With my friends I want to reach down and pull them out of the hole they are in, just being in that hole for a short while helps me realize how difficult it is to escape. 

In the school of life I have had many wonderful teachers. from my wife, Debbie, a spiritual counselor, John Breckinridge, great friends and the amazing wisdom that we can now find in blogs, books, audible recordings, even YouTube. 

We need to believe that this universe loves us and supports us. How do we do that when we’ve been slapped in the face with tragedy and loss. How can we believe that tragedy and loss are working for us.  Sometimes our  experience says you can’t trust life.   

It’s a paradox. In order to experience the blessings of a loving, generous, abundant universe we need faith. We need to be able to suspend judgment and dive in full heartedly.

Some of us may need a guru. Some of us can simply turn off the switch of our thinking mind.

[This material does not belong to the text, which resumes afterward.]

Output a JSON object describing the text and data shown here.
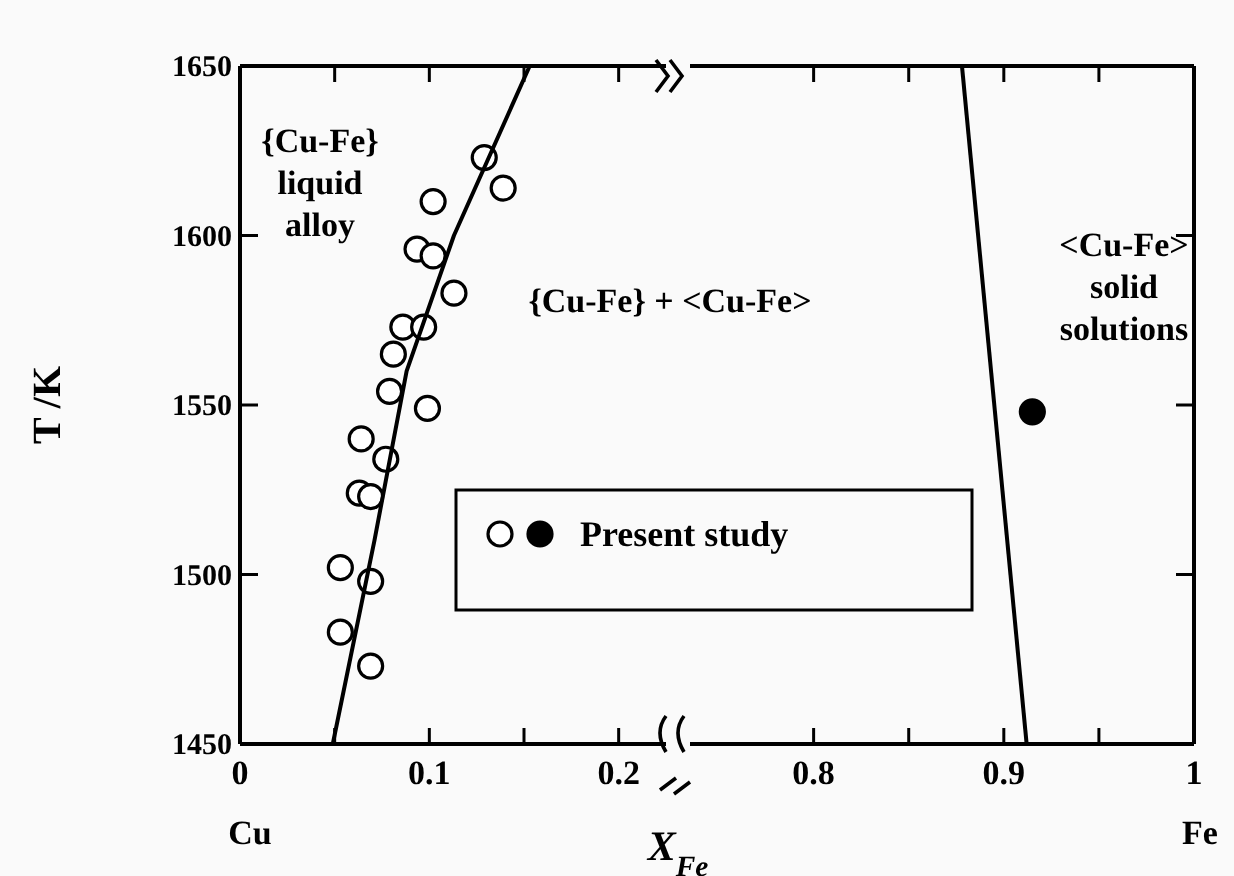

Some of us need an explanation of how our grasping egoic, mind holds onto patterns and ways of thinking and perceiving

For others a scientific explanation of flight or fight behavior and how it is passed down genetically. Some of us need courage and to believe in ourselves. It’s not easy to do this on our own. We really need the love and support from others to break through these patterns.